Ma femme affolée par cette annonce abrupte, osa introduire une très gentille présentation de ma personne: « -mon mari est un ancien sportif, il va se battre, envoyez-le dans un bon centre de rééducation, il va faire beaucoup de kiné…»

La réponse de cet excellent neurologue glaça l’atmosphère de cette salle froide et sordide : « -mais madame, vous n’avez pas bien compris, ce n’est pas ça le problème, ce n’est pas un simple SGB mais une polyradiculonévrite subaiguë axonale AMAN… Il pourrait y avoir quinze kinés au-dessus de lui, quand ya plus de jus ya plus jus.

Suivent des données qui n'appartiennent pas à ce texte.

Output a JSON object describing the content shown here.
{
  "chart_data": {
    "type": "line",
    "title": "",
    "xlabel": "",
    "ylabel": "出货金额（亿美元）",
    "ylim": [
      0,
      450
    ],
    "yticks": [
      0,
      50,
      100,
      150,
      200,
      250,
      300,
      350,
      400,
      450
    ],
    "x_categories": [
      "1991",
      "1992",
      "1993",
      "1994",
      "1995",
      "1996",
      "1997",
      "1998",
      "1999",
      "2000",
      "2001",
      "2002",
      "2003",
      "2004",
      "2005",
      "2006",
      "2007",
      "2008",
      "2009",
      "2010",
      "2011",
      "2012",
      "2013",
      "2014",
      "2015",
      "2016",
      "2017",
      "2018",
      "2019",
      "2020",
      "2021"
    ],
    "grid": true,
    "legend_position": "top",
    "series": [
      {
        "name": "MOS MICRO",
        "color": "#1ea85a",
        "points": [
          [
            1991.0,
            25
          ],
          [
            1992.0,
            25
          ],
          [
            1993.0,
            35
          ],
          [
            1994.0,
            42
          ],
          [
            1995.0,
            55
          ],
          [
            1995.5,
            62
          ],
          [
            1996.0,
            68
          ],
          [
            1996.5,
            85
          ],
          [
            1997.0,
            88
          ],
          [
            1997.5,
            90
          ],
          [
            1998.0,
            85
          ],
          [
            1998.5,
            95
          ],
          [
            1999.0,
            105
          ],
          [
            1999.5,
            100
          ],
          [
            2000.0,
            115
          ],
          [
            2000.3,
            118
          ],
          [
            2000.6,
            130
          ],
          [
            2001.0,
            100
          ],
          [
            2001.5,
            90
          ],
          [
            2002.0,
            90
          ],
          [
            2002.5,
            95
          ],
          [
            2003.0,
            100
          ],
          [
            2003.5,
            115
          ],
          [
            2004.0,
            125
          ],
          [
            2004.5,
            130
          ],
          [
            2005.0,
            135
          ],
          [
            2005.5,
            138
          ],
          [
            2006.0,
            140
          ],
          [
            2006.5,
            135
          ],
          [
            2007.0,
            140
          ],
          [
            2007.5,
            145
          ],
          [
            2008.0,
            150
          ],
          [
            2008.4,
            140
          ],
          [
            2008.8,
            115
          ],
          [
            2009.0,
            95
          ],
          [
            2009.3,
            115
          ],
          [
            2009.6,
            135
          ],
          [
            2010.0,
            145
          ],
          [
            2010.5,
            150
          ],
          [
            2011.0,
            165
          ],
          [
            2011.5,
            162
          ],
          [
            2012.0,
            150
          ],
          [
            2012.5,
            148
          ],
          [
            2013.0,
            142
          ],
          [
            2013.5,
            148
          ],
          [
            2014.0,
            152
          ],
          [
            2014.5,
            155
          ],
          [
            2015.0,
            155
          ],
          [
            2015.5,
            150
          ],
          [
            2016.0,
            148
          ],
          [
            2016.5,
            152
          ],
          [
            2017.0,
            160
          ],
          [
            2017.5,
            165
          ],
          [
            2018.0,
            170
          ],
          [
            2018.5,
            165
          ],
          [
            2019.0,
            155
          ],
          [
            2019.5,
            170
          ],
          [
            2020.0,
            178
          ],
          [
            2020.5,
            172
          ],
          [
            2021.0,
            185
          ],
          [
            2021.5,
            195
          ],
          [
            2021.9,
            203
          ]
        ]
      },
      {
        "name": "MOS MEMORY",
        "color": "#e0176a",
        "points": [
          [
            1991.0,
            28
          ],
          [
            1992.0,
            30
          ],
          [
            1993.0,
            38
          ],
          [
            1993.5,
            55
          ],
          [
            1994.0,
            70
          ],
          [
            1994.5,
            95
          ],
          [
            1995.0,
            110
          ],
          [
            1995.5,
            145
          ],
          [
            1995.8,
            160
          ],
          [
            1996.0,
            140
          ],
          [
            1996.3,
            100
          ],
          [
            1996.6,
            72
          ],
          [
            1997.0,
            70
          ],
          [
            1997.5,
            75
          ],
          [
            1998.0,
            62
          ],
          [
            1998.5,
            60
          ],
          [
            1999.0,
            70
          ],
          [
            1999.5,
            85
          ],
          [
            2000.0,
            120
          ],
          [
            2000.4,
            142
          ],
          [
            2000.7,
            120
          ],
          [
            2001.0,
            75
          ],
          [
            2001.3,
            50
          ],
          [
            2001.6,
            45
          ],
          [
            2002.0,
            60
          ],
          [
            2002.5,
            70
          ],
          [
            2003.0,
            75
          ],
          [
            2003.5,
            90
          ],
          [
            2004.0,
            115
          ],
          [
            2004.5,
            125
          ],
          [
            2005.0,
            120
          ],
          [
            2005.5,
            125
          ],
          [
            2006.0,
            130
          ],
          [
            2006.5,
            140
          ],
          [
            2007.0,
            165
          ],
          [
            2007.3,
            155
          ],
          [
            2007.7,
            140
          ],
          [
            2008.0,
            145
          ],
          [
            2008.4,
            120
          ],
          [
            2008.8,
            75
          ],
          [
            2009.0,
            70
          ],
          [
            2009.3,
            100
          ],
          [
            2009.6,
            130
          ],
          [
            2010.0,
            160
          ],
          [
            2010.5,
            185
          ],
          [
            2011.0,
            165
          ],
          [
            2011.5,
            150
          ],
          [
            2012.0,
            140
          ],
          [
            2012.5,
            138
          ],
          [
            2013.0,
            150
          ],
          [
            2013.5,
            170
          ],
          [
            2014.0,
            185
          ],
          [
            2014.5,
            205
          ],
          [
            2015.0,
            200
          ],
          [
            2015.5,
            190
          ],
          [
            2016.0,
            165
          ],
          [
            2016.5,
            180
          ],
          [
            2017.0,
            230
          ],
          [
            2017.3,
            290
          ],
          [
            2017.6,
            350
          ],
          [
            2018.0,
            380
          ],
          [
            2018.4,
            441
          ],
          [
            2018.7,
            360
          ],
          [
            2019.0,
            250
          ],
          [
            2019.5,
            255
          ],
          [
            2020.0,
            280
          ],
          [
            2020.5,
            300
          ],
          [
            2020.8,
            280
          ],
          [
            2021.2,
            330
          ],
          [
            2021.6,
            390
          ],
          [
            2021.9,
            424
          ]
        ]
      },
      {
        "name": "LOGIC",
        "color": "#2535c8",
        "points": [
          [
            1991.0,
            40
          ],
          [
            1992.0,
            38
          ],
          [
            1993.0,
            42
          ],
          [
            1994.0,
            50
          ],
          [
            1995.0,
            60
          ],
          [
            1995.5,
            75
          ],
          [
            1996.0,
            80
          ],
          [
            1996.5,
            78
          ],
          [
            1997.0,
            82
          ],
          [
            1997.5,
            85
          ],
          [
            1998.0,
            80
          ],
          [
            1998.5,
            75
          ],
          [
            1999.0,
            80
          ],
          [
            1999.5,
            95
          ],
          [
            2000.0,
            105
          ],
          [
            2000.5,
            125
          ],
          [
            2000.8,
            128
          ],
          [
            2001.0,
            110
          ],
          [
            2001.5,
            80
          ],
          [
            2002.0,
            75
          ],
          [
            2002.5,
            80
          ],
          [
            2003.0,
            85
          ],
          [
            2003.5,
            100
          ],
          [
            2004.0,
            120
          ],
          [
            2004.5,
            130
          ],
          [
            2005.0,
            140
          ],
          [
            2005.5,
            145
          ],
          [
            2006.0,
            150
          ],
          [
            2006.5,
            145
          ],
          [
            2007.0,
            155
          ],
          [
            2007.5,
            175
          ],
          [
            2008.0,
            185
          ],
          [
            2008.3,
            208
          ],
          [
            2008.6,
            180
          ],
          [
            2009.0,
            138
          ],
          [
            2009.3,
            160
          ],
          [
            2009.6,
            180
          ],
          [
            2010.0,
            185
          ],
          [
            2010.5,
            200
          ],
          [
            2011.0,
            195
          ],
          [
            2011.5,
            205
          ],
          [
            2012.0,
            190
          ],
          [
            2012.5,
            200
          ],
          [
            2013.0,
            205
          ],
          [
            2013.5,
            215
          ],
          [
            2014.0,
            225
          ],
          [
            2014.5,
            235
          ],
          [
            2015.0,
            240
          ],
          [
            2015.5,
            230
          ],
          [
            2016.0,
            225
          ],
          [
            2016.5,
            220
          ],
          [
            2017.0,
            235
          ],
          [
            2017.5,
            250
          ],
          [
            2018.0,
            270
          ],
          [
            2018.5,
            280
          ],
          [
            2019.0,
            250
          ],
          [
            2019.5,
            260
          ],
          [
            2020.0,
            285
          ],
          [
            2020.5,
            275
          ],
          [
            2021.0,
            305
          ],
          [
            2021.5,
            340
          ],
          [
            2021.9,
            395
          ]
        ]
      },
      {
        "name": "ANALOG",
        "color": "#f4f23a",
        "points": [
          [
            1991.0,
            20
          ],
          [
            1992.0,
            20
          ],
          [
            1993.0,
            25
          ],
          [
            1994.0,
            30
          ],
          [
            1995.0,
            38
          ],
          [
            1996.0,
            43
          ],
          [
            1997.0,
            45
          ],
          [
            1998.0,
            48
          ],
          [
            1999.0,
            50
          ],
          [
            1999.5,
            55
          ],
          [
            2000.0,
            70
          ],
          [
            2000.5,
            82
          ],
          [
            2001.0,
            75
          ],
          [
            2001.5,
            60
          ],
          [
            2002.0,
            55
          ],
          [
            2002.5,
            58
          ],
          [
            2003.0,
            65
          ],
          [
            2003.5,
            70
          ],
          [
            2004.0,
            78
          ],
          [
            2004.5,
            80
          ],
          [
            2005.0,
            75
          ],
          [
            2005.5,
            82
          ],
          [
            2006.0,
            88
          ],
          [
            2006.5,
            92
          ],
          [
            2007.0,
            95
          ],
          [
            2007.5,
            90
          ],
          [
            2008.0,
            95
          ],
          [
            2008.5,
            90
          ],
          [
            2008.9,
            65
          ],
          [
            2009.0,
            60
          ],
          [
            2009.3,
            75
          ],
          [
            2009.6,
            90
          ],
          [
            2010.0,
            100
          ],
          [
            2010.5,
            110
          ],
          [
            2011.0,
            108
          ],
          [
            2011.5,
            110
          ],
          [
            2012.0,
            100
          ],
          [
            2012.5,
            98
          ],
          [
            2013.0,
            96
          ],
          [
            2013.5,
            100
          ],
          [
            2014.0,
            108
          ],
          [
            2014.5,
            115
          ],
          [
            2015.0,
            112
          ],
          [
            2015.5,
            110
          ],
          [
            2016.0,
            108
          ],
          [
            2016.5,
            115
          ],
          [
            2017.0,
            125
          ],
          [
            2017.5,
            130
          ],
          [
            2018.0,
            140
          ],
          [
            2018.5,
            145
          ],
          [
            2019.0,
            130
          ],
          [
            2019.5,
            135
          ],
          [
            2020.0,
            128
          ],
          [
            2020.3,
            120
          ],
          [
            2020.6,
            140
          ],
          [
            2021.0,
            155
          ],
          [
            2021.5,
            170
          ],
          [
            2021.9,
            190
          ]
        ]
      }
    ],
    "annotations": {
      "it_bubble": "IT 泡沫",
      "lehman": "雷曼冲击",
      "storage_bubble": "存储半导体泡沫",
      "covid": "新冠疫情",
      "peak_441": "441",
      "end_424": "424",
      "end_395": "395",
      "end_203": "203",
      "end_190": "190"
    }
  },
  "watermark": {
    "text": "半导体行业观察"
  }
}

Malheureusement, il restera paralysé. »

Une poly… quoi ?

Je reçus sur le menton ce 2eme uppercut qui me mit définitivement KO perfusé.

Mon combat commençait très mal.

Ce fut la mort confirmée de ma vie passée mais surtout l’assassinat prémédité de l’espoir d’une guérison possible.

« -Ne vous inquiétez pas, on s’occupera de tout, aurait-il pu rajouter- on vous fera manger, on vous lavera les dents, nous assurerons votre toilette, on s’occupera de l’extinction des lumières dès 22 h, de votre réveil à 6h pour vos piqûres, vos prises de sang, et de vos soins divers… »

Yeeees !

Ma vie venait de basculer dans l’horreur de vivre.

Comment ai-je pu faire pour aborder le combat au mieux ?

Je ne sais pas. Je ne le sais pas plus que toi.